Pick Fights and Make Enemies
Here is an abbreviated list of the people and institutions that Trump has picked fights with since he became president: Mexicans, Muslims, Rosie O’Donnell, the continent of Africa, CNN, Megyn Kelly, NFL players, Omasosa Manigault, James Comey, Robert Muller, Katy Tur, the cast of Hamilton, the Canadian Prime Minister, Harley Davidson, and NATO.
Somehow the more the feuds he starts, the more his followers adore him. Quite simply, our current president has an intuitive understanding of human nature.
The way human beings form attachments is through a neurotransmitter called oxytocin. When your brain secretes oxytocin in the presence of someone you have a relationship with, you experience a feeling of closeness, warmth, and commitment to that person.
However, oxytocin has another, lesser-known function as well. The same brain chemical that cements bonding with people inside your circle also causes you to experience feelings of hostility toward those outside of your tribe. In other words, on a purely physical level, fomenting an us-versus-them dynamic creates stronger and stronger bonds between the leaders who spark divisions and those that follow them.
Does this mean that you need to continually insult and attack those who differ from you? Not necessarily. But it does mean you need to draw clear lines in the sand between yourself and others. Fortunately, picking a fight does not always have to revolve around another person or set of people. You can pick a fight with an idea as well.
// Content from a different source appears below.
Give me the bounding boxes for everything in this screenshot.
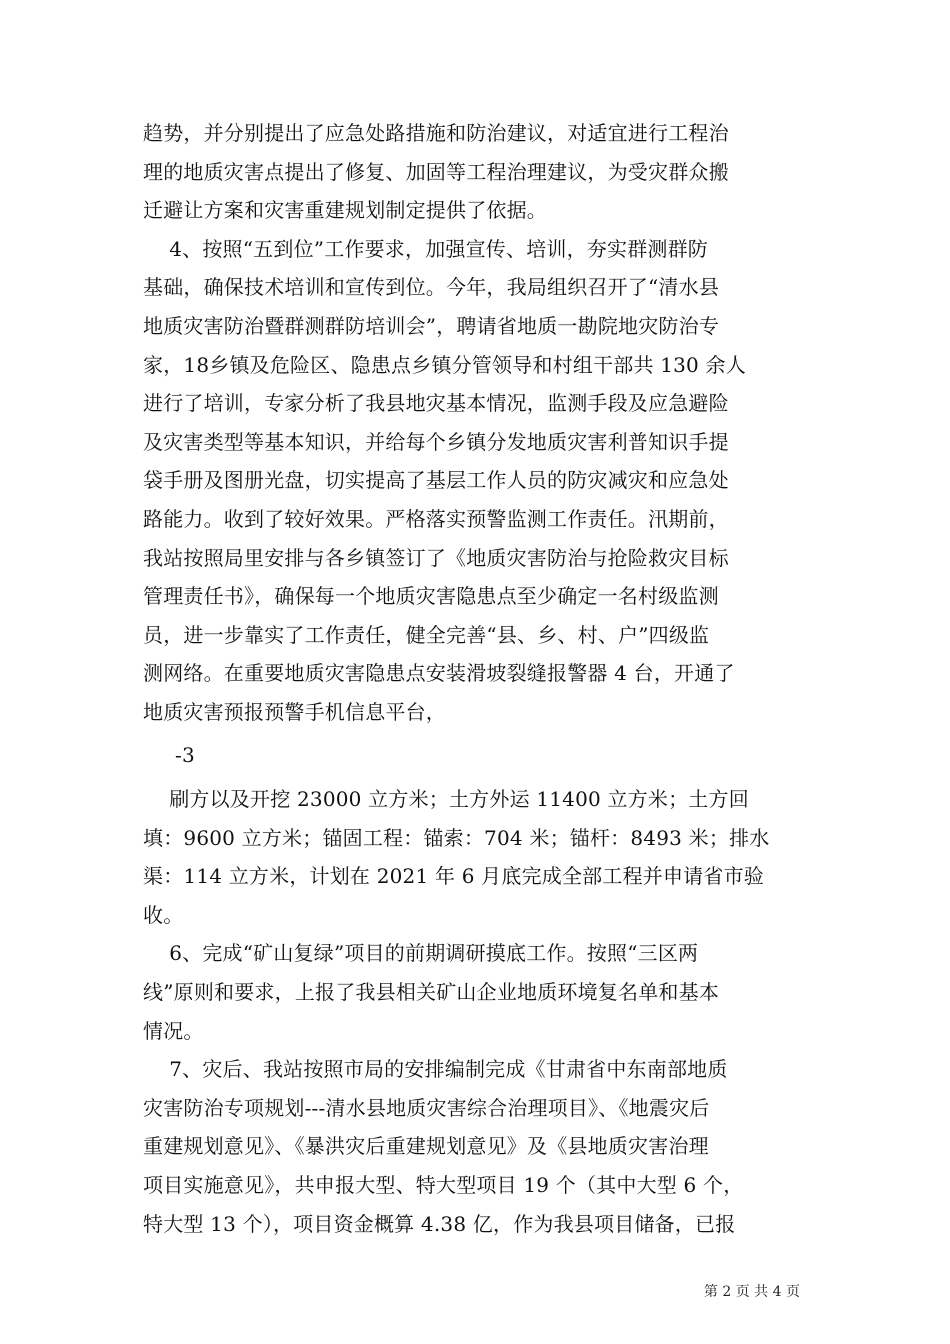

Ask yourself the following two questions: “What point of view do you often encounter in your field that is so wrongheaded that it literally makes you angry?” and “What point of view in your field are you one-hundred-percent, unshakably confident in?” Get clear on your answers to these questions. Spend as long as you need to figure it out. Write your answers down on note cards and tape them above your workspace.
Once you figure out the answers to these questions, they can serve as the nexus around which you build your tribe. Find people who differ from your point of view and challenge them on social media. Write articles disagreeing with commonly held orthodoxies in your industry. Pick fights with the gurus and thought leaders in your realm that have been around so long that no one thinks to challenge them anymore.
If you carve out a contrarian and challenging point of view, you will cause those who have tendencies to see the world your way to rally around you and evangelize your ideas, even if others vehemently disagree with you.
By using these tactics, Trump built an empire on third-rate products and broken promises. Imagine what you could do if you use them in service of something great.